The company’s financial outlook is also promising, with expectations for free cash flow (FCF) margin to increase from 18% in calendar year 2025, as per the company’s guidance, to a target of 27% by calendar year 2028. DA Davidson believes this target is achievable and supports the company’s valuation. InvestingPro data shows the company maintains a strong financial health score of 2.61 (labeled as "GOOD"), with more cash than debt on its balance sheet.
While CyberArk’s shares are trading at a premium compared to its peers, which show growth rates of 20-30% and are valued at approximately 10.5 times enterprise value to calendar year 2026 revenue (EV/CY26 Rev) or around 42 times enterprise value to calendar year 2026 free cash flow (EV/CY26 FCF), Kessinger argues that the premium is justified. The durability of CyberArk’s growth and the valuation based on EV/FCF over the next couple of years provide a solid basis for the firm’s confidence in the stock. For a deeper understanding of CyberArk’s valuation and growth prospects, investors can access the comprehensive Pro Research Report, along with 12 additional ProTips, available exclusively on InvestingPro.

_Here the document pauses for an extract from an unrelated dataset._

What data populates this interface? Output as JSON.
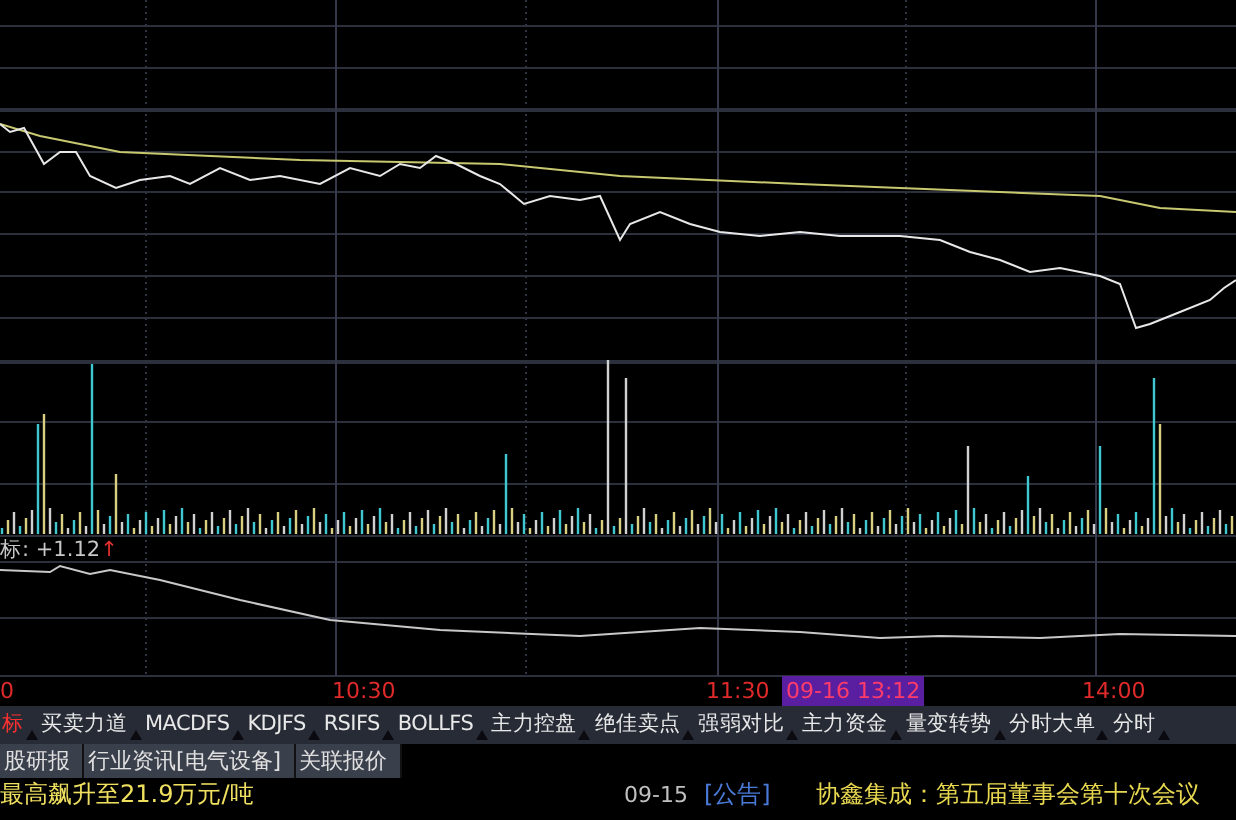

In other recent news, CyberArk Software has been the focus of various analyst assessments, reflecting confidence in its financial performance and strategic initiatives. Stifel analysts have maintained a Buy rating with a $444 price target, citing CyberArk’s growth in machine identity security and its robust fourth-quarter earnings. Meanwhile, Cantor Fitzgerald adjusted its price target to $400, maintaining an Overweight rating, as they recognize CyberArk’s leadership in identity security and its strategic expansion into areas like Cloud Security and DevSecOps. Citi analysts raised their price target to $450, reiterating a Buy rating, following CyberArk’s analyst day where the company set financial targets for 2028, including a compound annual growth rate for revenue of less than 20%.

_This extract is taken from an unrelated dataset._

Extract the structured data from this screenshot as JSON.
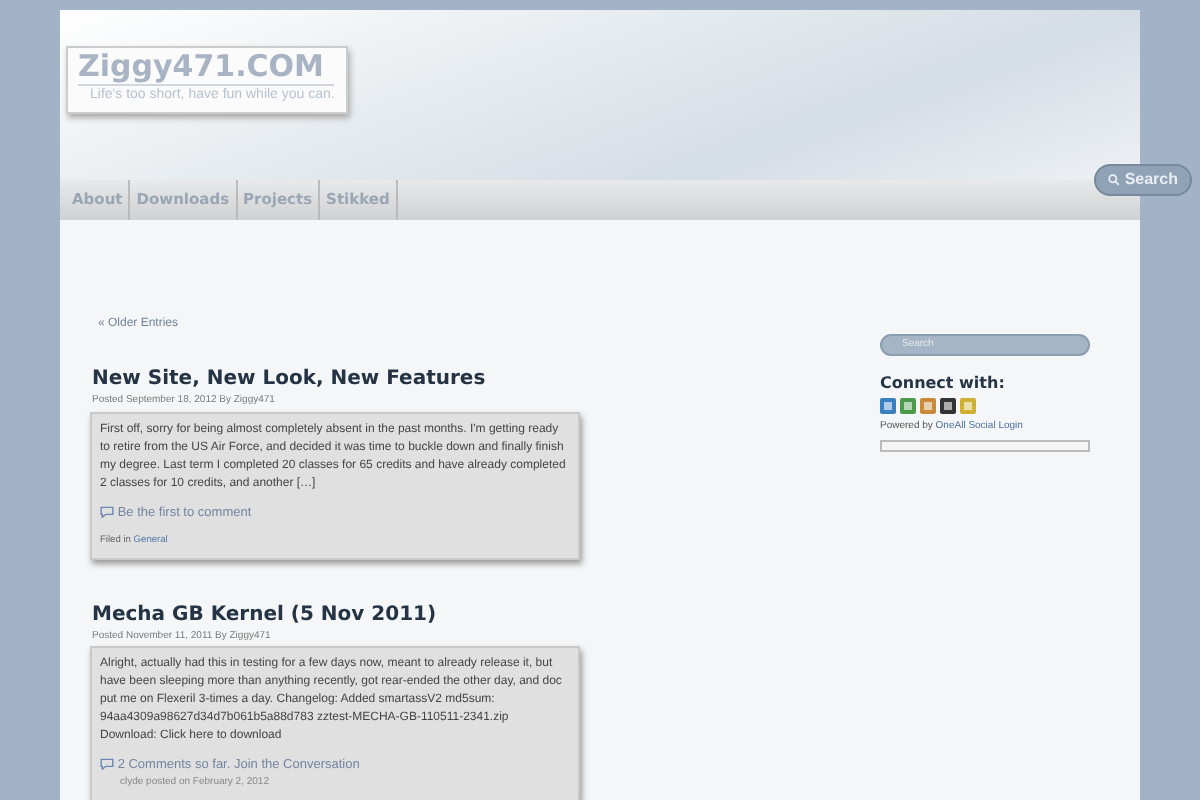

Truist Securities also reaffirmed a Buy rating with a $450 price target, praising CyberArk’s innovation and its ability to capitalize on market trends such as Zero Trust security frameworks. CyberArk’s transition to a subscription/SaaS model is noted by Cantor Fitzgerald as a positive shift that could enhance operating leverage. The company is expected to benefit from the increasing importance of securing machine identities, as highlighted by Truist. Stifel’s analysis points to emerging growth areas like Machine Identity and Identity Governance, suggesting significant prospects for CyberArk. These recent developments underscore the company’s strategic direction and its potential for continued growth in the cybersecurity sector.